La jeunesse africaine est-elle suffisamment impliquée en politique ?
Pendant longtemps, les jeunes Africains se sont tenus à l’écart de la politique active, la considérant comme une affaire réservée aux générations plus âgées. Mais récemment, comme nous l’avons vu au Kenya l’année dernière, cela change rapidement. Nous assistons à l’émergence d’un activisme juvénile et à un nombre croissant de jeunes qui se portent candidats à des postes de direction. L’avenir s’annonce prometteur avec cet éveil des jeunes.
Comment percevez-vous le rôle des réseaux sociaux que vous avez largement utilisés à l’avenir dans la transformation de la politique et la reddition des comptes ?
Les réseaux sociaux ne nécessitent pas l’autorisation d’un rédacteur en chef qui pourrait avoir ses propres intérêts. Les histoires qui émergent sur ces plateformes sont organiques et authentiques. Les réseaux sociaux ont révolutionné l’activisme en permettant à chacun de revendiquer ses droits et de lancer un mouvement. Ce n’est plus réservé à une élite ayant accès aux médias traditionnels, et cela ne nécessite aucun budget pour le lobbying. C’est totalement libre et spontané. Je pense que c’est l’avenir de l’activisme, de la transparence et de la responsabilité. Nous interpellons directement nos dirigeants sur X, et ils répondent. Lors des manifestations, le Président W. S. Ruto est même intervenu en direct sur X Spaces pour répondre aux questions des jeunes.
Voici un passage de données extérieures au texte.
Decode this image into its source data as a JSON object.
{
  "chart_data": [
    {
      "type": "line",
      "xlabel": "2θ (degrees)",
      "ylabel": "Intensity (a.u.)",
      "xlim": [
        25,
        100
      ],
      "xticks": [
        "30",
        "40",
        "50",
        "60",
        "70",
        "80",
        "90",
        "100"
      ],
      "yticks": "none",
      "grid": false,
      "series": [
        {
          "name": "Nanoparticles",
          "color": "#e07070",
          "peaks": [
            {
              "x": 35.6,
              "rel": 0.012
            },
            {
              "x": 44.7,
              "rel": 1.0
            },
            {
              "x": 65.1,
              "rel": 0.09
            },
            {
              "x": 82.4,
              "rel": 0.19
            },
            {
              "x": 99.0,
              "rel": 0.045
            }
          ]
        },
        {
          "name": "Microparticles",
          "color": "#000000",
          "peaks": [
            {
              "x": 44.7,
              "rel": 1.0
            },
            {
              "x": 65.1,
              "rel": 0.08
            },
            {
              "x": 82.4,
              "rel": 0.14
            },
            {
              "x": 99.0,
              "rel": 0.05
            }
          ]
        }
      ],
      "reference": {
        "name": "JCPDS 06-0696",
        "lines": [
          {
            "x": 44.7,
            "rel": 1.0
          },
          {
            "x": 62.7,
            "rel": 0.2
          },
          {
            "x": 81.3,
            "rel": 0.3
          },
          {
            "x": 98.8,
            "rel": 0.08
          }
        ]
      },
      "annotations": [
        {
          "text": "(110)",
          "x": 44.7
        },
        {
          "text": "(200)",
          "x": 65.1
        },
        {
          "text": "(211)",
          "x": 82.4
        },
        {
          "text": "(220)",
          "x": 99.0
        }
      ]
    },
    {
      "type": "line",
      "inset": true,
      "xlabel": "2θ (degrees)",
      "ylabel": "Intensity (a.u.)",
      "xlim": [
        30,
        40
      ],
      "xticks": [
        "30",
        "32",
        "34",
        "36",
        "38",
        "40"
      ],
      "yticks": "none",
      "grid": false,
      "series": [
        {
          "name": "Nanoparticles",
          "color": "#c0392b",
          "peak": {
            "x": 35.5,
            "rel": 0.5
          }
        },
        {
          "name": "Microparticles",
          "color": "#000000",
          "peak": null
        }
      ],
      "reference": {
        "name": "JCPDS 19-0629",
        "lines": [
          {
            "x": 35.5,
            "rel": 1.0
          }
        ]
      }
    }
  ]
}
Avez-vous senti que le système judiciaire au Kenya offrait suffisamment d’outils pour traiter ce type de problème et protéger les lanceurs d’alerte ? Quelles améliorations pourrait-on y apporter selon votre expérience ?
Le système judiciaire était très lent et bureaucratique, avec peu d’aide immédiate. Il n’existe pas d’outils spécifiques pour traiter ces problèmes ni pour protéger les lanceurs d’alerte, et cela doit changer. Même en France, la situation n’était pas idéale, surtout en tant qu’étranger.
Le système judiciaire devrait mettre en place un mécanisme de protection des lanceurs d’alerte afin qu’ils ne soient pas réduits au silence ou intimidés par des poursuites, et qu’ils bénéficient d’une aide juridique gratuite.
Quel est l’avenir de Nelson Amenya maintenant que cette histoire appartient de plus en plus au passé ? Quels sont vos projets ? Entrepreneuriat ? Politique ?
Je compte me consacrer à la Société civile et me concentrer sur la dénonciation des crimes économiques, ainsi que sur l’autonomisation des jeunes en Afrique pour faire de même. Je travaille avec des partenaires sur un livre et d’autres supports pédagogiques basés sur mon expérience de lanceur d’alerte.
J’ai également une entreprise de Conseil qui aide les sociétés cherchant à entrer sur le marché africain en leur fournissant des analyses et des stratégies d’entrée. Quant à la politique, peut-être un jour… Car c’est le seul moyen sûr de changer les politiques et d’implémenter des réformes. Notre pays a besoin de nouvelles idées et de jeunes esprits pour faire les choses différemment.
Merci beaucoup, nous vous souhaitons le meilleur.